Elle essuya quelques larmes coulant sur ses joues et se leva.
« Tu vas où ?
—Je ne vois pas pourquoi Aron m'éviterait et serait distant, à moins que je lui ai fait du mal d'une quelconque façon. Je lui dois des excuses ! »
Elle partit en courant, suivie de Shimmer, en ignorant les appels de Sunset. La rousse soupira et secoua la tête, consternée.
« De toutes les éventualités possibles, il a fallu qu'elle s'imagine un scénario d'horreur... cette fille est beaucoup trop innocente et naïve pour son propre bien... je me demande comment Aron va réagir. Tant qu'à faire, autant la suivre, j'ai encore un moment de pause. »
Sunset s'envola alors, suivant Nayana depuis les airs afin qu'elle ne la repère pas. La mage avait lancé un sort de localisation pour retrouver Aron et suivait une sphère blanche qui devait la mener jusqu'à lui.
La boule la conduisit jusque dans le parc près de la maison du rouge. La sphère magique disparut et Nayana regarda autour d'elle. Elle finit par repérer le mage aux cheveux écarlates, adossé contre un arbre et semblant réfléchir. La terrienne inspira profondément pour se donner du courage et s'avança vers lui. Perdu dans ses pensées, il ne la vit pas.

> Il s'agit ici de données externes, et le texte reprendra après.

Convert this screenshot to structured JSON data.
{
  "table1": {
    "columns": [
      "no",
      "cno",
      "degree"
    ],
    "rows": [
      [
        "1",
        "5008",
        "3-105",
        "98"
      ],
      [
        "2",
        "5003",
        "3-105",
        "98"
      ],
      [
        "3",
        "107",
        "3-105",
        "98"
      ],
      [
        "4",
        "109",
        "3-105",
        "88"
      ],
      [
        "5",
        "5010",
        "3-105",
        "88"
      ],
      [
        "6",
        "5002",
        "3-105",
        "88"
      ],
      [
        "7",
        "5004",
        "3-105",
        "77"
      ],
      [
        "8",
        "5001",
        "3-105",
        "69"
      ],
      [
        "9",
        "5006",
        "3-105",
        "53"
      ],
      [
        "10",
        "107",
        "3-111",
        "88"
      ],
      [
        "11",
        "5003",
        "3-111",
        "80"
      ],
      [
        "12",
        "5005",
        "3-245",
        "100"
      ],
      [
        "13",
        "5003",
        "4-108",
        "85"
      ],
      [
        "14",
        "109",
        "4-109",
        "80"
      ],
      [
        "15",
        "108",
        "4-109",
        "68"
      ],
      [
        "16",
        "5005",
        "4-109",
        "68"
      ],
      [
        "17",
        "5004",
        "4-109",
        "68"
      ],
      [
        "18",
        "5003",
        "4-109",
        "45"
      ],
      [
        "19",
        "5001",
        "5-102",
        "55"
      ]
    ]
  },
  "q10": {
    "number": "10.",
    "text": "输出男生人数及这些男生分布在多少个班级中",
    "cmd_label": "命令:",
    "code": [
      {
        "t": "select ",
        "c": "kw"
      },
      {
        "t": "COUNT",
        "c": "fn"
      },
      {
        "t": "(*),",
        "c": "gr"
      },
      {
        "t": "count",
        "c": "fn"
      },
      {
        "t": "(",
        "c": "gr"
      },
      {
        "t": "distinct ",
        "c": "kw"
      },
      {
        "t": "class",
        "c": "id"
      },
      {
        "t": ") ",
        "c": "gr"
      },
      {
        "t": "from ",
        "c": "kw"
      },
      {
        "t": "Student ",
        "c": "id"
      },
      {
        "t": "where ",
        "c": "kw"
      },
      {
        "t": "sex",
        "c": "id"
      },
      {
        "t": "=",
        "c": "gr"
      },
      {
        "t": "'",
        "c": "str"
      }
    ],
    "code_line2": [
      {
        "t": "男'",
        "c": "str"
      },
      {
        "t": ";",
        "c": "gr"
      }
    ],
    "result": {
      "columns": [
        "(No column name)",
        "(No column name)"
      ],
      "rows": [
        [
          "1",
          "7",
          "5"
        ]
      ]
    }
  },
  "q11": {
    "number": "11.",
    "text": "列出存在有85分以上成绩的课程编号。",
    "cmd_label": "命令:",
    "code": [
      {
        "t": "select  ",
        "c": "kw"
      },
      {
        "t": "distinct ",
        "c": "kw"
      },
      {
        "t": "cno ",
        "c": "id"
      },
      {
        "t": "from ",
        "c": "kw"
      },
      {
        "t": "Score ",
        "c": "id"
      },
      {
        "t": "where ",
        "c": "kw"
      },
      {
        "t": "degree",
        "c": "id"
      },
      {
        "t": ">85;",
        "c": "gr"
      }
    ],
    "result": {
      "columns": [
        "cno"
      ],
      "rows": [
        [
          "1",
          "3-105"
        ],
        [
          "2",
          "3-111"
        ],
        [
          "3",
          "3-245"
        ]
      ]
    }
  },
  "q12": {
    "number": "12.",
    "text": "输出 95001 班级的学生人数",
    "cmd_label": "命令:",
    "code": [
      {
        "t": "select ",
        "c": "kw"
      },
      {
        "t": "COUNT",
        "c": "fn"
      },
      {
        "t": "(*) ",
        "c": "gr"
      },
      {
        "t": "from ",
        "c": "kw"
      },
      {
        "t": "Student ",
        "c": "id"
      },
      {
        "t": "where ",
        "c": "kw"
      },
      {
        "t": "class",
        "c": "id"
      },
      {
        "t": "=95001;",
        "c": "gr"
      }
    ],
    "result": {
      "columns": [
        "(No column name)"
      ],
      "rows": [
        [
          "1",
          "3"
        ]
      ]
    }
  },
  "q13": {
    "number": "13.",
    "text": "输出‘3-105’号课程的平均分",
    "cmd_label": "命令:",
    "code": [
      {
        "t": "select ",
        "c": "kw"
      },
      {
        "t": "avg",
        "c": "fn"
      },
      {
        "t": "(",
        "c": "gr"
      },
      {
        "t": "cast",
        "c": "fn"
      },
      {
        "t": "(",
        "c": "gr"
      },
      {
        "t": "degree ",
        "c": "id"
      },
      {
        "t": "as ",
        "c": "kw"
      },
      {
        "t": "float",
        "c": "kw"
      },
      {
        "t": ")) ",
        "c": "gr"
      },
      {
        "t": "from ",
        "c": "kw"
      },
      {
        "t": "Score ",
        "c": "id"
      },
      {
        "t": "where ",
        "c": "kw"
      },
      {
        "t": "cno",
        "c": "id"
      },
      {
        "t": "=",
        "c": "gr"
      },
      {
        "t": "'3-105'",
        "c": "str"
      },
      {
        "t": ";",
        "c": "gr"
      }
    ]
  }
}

« Aron, je suis désolée. », s'excusa Nayana, la tête baissée, regardant le sol.
Sa voix le sortit de ses pensées et il la regarda, perplexe.
« Hein ?
—Je suis désolée. », répéta Naya. « Je ne sais pas ce qu'il s'est passé quand on est rentrés du restaurant, mais j'ai visiblement fait quelque chose de mal alors je tenais à m'excuser. »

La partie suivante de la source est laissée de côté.